I got a text this morning from my manager, asking me to resend an email to the district manager because the system was down when he tried to send it last night.

The email went something like this.

Manager: “I’m taking the weekend off. Having personal issues. Please apply my personal time. If this is a big deal, consider it my two-week notice.”

Thing is, he is due at the new store tomorrow to help with the grand opening. It should be no surprise that the district manager is furious. I get a call from her later that morning saying that [Other Store Manager] will be coming and I am to help him however I can.

Then, things take a new turn.

[Other Store Manager] shows up and asks for the last two months worth of credit signature slips. Surprised, as I only thought he was going to help cover the store, I show him where to find them.

As it turns out, when the manager buys gasoline, he manually enters the credit card number and then scribbles on the slip.

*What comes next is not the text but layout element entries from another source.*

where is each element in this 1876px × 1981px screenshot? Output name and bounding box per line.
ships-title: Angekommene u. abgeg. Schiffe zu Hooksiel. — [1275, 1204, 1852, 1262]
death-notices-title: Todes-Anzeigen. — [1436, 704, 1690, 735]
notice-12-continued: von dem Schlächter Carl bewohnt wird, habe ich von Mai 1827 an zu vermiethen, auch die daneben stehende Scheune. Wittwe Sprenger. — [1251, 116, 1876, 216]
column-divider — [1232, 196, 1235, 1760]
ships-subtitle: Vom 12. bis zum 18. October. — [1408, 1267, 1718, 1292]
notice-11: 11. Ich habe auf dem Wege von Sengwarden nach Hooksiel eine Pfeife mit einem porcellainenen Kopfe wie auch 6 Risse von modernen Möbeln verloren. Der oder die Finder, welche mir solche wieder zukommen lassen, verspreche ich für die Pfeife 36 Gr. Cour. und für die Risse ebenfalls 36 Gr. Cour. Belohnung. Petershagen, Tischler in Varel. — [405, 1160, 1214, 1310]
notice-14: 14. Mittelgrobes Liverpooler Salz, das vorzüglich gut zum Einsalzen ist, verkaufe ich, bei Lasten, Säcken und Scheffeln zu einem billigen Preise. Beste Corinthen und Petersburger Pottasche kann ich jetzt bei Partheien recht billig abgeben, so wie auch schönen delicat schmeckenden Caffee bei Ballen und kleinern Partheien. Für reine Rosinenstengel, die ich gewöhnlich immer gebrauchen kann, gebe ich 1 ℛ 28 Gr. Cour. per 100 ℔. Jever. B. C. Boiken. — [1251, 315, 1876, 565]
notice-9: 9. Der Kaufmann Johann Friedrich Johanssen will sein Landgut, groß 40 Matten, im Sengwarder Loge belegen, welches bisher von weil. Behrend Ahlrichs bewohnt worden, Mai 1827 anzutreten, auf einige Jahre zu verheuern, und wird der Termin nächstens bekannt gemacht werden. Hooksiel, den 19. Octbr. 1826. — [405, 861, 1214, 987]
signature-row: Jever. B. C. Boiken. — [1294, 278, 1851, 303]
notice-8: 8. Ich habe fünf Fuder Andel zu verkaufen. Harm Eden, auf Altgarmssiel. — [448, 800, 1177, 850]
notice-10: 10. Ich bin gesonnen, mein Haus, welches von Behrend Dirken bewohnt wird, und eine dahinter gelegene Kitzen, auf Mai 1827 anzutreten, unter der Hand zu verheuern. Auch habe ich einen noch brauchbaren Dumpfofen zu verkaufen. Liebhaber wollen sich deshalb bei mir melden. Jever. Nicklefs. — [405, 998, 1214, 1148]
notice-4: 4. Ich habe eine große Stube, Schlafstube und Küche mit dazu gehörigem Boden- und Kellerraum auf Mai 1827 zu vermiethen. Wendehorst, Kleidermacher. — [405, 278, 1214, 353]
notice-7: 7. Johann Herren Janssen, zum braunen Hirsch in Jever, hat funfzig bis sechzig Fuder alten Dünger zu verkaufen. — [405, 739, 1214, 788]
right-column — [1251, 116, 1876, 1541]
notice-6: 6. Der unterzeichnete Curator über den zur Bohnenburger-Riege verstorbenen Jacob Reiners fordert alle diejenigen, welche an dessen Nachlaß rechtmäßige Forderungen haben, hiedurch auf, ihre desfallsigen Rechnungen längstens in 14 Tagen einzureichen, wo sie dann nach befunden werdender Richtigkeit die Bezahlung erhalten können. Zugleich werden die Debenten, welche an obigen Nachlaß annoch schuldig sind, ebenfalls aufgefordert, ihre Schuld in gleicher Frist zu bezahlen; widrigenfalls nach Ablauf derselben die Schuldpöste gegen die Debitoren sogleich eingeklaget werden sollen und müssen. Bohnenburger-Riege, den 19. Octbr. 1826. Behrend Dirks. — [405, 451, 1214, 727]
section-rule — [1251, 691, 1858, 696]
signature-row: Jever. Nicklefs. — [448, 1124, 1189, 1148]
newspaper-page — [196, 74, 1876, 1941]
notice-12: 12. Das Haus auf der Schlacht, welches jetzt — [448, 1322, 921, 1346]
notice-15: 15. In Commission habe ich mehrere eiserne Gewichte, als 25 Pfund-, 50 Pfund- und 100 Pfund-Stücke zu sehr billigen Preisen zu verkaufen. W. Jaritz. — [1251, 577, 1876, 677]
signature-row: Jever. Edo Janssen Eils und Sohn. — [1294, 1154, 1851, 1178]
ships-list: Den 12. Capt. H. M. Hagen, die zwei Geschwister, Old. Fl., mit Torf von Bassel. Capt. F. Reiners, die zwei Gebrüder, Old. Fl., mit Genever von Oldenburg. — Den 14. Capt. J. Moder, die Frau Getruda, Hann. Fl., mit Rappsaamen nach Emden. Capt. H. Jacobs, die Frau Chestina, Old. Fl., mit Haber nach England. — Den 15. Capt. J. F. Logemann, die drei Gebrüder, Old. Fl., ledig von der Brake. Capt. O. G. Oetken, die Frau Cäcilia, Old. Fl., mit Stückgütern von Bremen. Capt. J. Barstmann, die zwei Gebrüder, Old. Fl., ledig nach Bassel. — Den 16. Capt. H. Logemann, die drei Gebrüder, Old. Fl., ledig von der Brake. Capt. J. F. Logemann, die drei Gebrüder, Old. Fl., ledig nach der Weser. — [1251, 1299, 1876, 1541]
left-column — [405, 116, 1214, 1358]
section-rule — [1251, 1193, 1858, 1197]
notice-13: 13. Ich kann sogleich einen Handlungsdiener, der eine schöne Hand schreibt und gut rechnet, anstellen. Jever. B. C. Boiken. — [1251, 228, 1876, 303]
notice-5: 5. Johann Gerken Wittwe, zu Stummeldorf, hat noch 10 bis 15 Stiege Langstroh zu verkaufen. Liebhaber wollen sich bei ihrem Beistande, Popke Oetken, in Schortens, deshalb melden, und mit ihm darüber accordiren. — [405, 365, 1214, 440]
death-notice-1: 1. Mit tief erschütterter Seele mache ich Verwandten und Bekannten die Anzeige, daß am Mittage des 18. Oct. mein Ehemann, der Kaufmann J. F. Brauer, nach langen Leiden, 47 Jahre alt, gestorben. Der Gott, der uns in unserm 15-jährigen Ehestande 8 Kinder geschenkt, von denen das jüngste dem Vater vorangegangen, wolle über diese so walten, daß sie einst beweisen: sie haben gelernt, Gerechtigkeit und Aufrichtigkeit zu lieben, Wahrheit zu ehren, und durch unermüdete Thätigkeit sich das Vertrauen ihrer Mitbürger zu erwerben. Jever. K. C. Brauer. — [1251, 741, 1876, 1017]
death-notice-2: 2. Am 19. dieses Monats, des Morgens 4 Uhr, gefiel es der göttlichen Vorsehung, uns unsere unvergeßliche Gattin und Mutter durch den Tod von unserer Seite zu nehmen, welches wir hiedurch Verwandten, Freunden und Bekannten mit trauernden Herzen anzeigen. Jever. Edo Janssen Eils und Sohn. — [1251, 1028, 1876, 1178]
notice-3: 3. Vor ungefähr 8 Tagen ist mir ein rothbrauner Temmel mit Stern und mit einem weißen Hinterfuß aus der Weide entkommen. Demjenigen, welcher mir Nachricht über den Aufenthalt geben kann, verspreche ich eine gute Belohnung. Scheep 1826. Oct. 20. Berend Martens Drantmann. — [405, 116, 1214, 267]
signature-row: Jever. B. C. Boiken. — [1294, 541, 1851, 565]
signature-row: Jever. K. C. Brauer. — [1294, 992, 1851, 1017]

I asked him about it last month, and he told me it was a company card from his “other job” that he has permission to use.

Well, apparently, he didn’t have permission.

After [Other Store Manager] gathers all the slips and compares them to a valid slip where the card was scanned by the cardholder, he calls the district manager, who comes in and calls the police.

Turns out [Manager] is on probation for theft and immediately started stealing again as soon as he got this job.

The district manager changes the safe combination and the office PC password and re-keys the security tape box. 

We now have orders to call the police if [Manager] comes into the store. I kind of doubt he will, though, as I suspect that he got wind of something stirring over this and just disappeared — by the barest skin of his teeth, apparently.